La tentation de la peinture (3)

L'ouverture du coffre

Repères : thème de la vieillesse : le bac expliqué à ma fille ( feuilleton)

Il a été indiqué dans l’article précédent que Zita Leroux réfléchit à une problématique précise sur le thème de la vieillesse et sa représentation dans le cadre de son épreuve d’art du baccalauréat. La jeune fille mûre et sensible se souvient du peintre Teresa BALAZS, personnage hors du commun, sa grand-mère.

La jeune fille doit pour ce faire convaincre son père, d’ouvrir les archives de l'artiste enfouies dans un grand coffre. Elle lui propose un regard artistiquement "neutre" sur une œuvre. Rien de personnel ; pas d’évocation de souvenirs. Elle veut faire revivre Teresa BALAZS ….

***

La jeune fille se lança dans cette grande aventure ; elle ouvrit le grand coffre dans lequel elle ne découvrit pas uniquement le travail du peintre, mais également divers documents et photographies. Teresa BALAZS enfant dans les bras de sa mère décédée en 1922 à Budapest, puis adolescente à Paris. Des lettres, de vieux cahiers, des carnets de dessin à profusion. Un vrai capharnaüm, ce coffre ! Si soigneusement entretenu à l’extérieur, tellement en bataille à l’intérieur. Le désordre provenait-il de son père ou de sa grand-mère, propriétaire initial du meuble ? A cette question, Zita eut rapidement la réponse. Son père lui confirma qu’il n’avait jamais pu ouvrir ce coffre qui remuait trop de souvenirs. Il avoua même qu’il ne s’en était jamais senti le droit. Tout était donc resté intact depuis la disparition du peintre, au cours des treize dernières années.
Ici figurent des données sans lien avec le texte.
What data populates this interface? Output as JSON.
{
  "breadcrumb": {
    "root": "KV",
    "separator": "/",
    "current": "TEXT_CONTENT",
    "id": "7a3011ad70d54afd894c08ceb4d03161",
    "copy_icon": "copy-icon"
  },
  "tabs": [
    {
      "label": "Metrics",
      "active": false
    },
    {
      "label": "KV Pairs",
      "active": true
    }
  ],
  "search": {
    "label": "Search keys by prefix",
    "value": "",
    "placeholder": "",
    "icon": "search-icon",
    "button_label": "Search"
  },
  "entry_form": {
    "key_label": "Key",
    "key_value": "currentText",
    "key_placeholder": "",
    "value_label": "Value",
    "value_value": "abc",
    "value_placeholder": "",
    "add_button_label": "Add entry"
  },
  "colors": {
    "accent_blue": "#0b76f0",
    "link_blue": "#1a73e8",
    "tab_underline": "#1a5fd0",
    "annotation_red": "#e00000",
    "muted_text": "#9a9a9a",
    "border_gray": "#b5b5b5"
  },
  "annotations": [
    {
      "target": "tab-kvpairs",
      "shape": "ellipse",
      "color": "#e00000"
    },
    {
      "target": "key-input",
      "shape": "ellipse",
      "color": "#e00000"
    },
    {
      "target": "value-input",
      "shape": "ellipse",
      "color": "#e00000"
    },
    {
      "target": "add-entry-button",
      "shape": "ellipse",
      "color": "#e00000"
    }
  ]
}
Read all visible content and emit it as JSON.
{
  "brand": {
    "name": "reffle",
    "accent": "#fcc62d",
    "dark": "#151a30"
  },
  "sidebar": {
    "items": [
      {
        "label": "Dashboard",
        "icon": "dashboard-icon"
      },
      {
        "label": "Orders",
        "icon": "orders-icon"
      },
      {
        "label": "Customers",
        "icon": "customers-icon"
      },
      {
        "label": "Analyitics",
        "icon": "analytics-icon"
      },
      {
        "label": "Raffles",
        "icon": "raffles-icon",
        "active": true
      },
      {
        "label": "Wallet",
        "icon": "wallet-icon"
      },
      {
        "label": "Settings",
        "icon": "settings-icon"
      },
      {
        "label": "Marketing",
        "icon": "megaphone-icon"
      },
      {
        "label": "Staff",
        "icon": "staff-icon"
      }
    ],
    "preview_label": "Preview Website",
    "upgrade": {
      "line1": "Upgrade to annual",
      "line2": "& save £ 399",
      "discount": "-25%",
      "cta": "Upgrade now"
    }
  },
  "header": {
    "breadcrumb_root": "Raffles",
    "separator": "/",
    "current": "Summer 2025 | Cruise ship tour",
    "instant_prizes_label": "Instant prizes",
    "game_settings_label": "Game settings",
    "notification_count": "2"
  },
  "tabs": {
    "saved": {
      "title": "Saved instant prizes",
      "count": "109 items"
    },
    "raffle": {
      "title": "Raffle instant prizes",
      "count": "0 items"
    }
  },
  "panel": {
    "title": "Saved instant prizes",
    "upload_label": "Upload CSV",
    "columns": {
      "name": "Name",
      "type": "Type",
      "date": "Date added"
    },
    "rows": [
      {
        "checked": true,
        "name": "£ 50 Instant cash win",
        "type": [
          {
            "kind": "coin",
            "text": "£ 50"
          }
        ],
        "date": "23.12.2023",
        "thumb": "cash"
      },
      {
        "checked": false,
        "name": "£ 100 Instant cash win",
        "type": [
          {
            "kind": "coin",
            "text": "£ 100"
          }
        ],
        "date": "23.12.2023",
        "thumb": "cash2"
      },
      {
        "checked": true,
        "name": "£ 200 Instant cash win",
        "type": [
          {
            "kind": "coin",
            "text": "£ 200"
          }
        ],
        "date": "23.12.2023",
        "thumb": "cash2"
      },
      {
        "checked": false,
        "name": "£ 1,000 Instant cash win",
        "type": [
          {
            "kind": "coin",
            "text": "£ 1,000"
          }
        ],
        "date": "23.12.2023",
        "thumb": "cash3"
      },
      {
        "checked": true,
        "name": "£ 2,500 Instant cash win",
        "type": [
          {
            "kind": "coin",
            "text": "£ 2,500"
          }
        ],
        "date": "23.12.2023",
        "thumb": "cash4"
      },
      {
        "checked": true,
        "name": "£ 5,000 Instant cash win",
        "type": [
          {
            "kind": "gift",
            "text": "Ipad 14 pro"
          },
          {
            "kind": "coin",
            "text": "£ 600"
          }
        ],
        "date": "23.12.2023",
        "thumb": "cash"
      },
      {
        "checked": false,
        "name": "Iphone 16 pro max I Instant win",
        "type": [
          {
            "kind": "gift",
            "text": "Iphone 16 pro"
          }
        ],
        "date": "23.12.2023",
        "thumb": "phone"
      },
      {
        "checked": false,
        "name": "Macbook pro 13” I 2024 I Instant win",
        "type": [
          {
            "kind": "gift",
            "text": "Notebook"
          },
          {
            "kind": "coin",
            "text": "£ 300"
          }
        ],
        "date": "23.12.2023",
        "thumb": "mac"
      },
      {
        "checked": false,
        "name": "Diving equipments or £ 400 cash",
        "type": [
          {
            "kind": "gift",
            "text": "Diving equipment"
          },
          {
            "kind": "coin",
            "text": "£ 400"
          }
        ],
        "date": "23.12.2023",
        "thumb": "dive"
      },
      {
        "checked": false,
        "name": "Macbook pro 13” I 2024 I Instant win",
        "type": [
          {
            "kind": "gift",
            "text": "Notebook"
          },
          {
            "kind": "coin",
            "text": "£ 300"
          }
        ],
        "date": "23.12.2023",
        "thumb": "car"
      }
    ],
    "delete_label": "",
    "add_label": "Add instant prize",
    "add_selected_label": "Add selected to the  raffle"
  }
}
Elle découvrit au fil du temps qu’un travail de recherche ne se fait qu’avec le cœur. Rien dans la vie n’est neutre et encore moins dans l’Art.

L'accès au pinceaux

La jeune fille continua ses recherches de manière méticuleuse. Elle découvrit des premières esquisses au crayon toutes datées 1935-1937, le trait déjà sûr. Mais pas de couleurs dans les premières œuvres de l’artiste. Elle comprit rapidement que dans la famille BALAZS, on comptait. Le milieu artistique foisonnant de la Ruche dans le quartier de Montparnasse ne nourrissait guère en abondance. Alors, on économisait sur tout. Son arrière-grand-père, János, lui-même formé à Paris comme bon nombre de ses coreligionnaires, appartenait au mouvement des Huit fondé en 1911 qui ne résista pas au régime ultraconservateur hongrois du régent Horty. En parcourant les cahiers, Zita lut que sa grand-mère s’était vue proscrire cette vie de bohème. À l’époque, on considérait que ce n’était pas un métier pour une femme. C’était sans compter sur le caractère ardent de la jeune fille, imprégnée de toute une culture foisonnante. Zita sut intuitivement que son aïeule n’avait pu échapper à ce milieu artistique d’avant-garde. Comment y résister en effet dans ce Paris bouillonnant de l’entre-deux-guerres ? On comprend alors qu’à défaut de pouvoir peindre, elle ait accepté de poser nue comme sujet. Lorsqu’on n’a pas accès aux pinceaux, il ne vous reste plus qu’à être modèle. Sa Grand-mère lui apparut sous des traits qu’elle connaissait, les siens. Une ressemblance frappante. Les nus dataient de 1936. Comment comprendre autrement que cela lui permit d’apprendre le métier au travers du regard du travail de l’artiste du haut de l’estrade ?

 

La palette de couleurs

Le travail de Teresa BALAZS prit de l’ampleur en 1938 avec l’arrivée de la couleur, preuve que son père avait dû lui donner sa bénédiction. La jeune élève lut que ce dernier avait en effet cédé aux exigences de la jeune fille. Il faut dire que cette dernière avait menacé de ne plus assumer ce qu’elle faisait depuis des années, la « commercialisation » des œuvres paternelles. Sous ce vocable impeccable, on entend plutôt trafic car son rôle consistait à vendre sous le manteau les toiles  paternelles dans les trois cafés de la rive gauche, Le Dôme, la Retonde et la Coupole. On lui reconnaissait un talent indéniable dans la négociation, la jeune fille ne s’effarouchait d’un rien. On trafiquait un peu de tout déjà à l’époque. C’est ainsi que Teresa BALAZS  eut l’idée de proposer en guise de ballon d’essai ses propres toiles. Son succès fut vif. On aima la femme au peignoir, thème qu’elle reprit à plusieurs reprises. Mais l’occupation allemande coupa net sa progression. Injustice de l’Histoire ! Bientôt furent promulguées les lois sur le statut des juifs. La judaïté de Teresa BALAZS lui fit perdre la nationalité française acquise de fraîche date. Elle fut ainsi contrainte de disparaître du paysage comme tous les membres de l’école de Paris, dissoute par la force des choses. Un exil forcé au tréfonds de la France ; une existence pleine de périls. Elle n’avait que vingt ans…

 

Repères à suivre : le feuilleton (4) : lorsque les artistes s’attirent…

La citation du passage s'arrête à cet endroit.